Today I am a different priest than I was 25 years ago because I am growing in the priesthood by praying and working, by learning and doing ministry with more compassion and more experiences, especially by accepting more crosses to carry. But God’s grace is always enough for me. The more crosses I had to carry, the more grateful to God I become now!
What has given you the most joy in your priesthood?
Celebrating Mass for a big number of attendants, bringing some people fallen away after many years back to the church or bringing some people into the full communion of the church through the RCIA program, giving the anointing of the sick to the seriously ill before they died, have given the most joy to my priesthood. And sometimes, in the desperate situations, without knowing anywhere to turn to, I had to look up and pray, and someone came and said, “Father, turn to me!” It brought me so much joy because my prayers have been answered. . . . However, I should not forget that Jesus is my true friend — a friend who died for me, a friend who always forgives my sins, a friend who is always there to lift me up when I am down and promised to make my joy complete. So, I have to make a daily visit with him, usually at the end of each day, to renew my eternal friendship with him.
Talk about your prayer life — what feeds your ministry?
Prayer life is very necessary and important for me. Work without prayer will not bear fruit in my ministry. The machine can do a better job than I do. So, faithfulness to the Prayers of the Hours with the church and for the church helps me to sanctify my day. Meditation, spiritual reading, praying the rosary, visiting the Blessed Sacrament and making an examination of conscience daily, then night prayer help me to grow in God’s mysteries. . . . But celebrating Mass is the source and summit of my ministry because Jesus gives himself totally, completely and unconditionally to me in Holy Communion so that I, in turn, may give my very self to the people whom God sent me to serve.
What Scripture passage sums up your ministry and why?

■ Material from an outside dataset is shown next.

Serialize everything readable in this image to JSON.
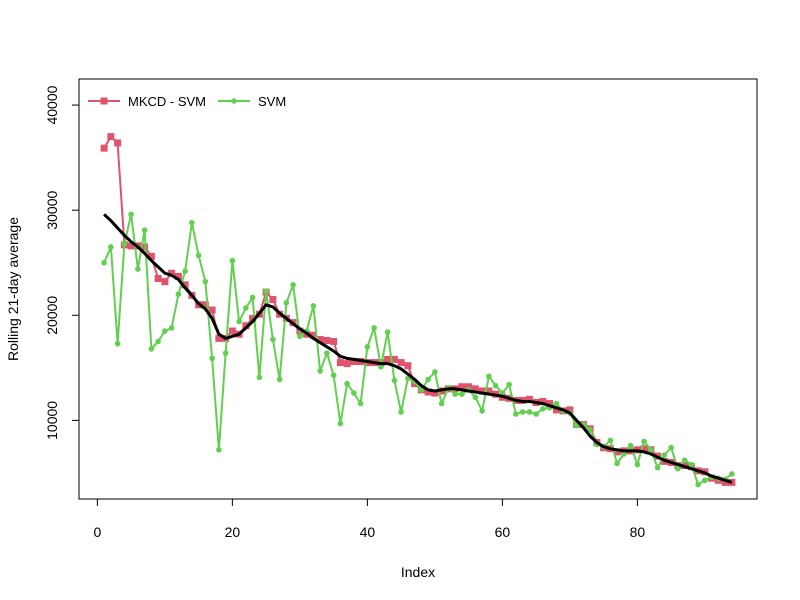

Hebrews 10:7 “I have come to do your will, O God” sums up my ministry because I am always ready to take any phone call from any of my parishioners to serve their spiritual needs or any phone call from the Bishop to be transferred anywhere at any time.
Name your favorite saint (and tell us why).
St. Mary, Mother of God, because through praying the rosary one after another, I was saved from death several times: when I was beaten almost to death in the concentration camp in 1982; when I walked in the dark of night in a remote area and was saved from falling off a broken bridge in 1984; when I was on the way to escape from Vietnam to Hong Kong in the open sea, our little boat with 14 children and 10 adults hit a storm and ran into the swirling water, but finally we reached our destination safely in 1986. Another time I was on my way home from Peoria on Route 40 at 10 p.m. and praying the rosary in my car, when suddenly a big deer jumped out of the ditch and hit my car. The front of my car was totally damaged and all the lights were broken, except a little one in front of the driver’s side allowing me to get home OK in 2009.
St. Michael the Archangel because as a baptized person I need a guardian angel, but as a priest I need an Archangel to protect me!
“Here I am, Lord. Is it I, Lord?” because it reminds me of my vocation and my ministry to God’s people with all my heart.
Favorite encyclical/papal document/church teaching?
Encyclical letter on Consecrated Life from Pope Francis, because I found it as a breath of the Holy Spirit helping me to renew my commitment to Jesus, to my priestly life and ministry.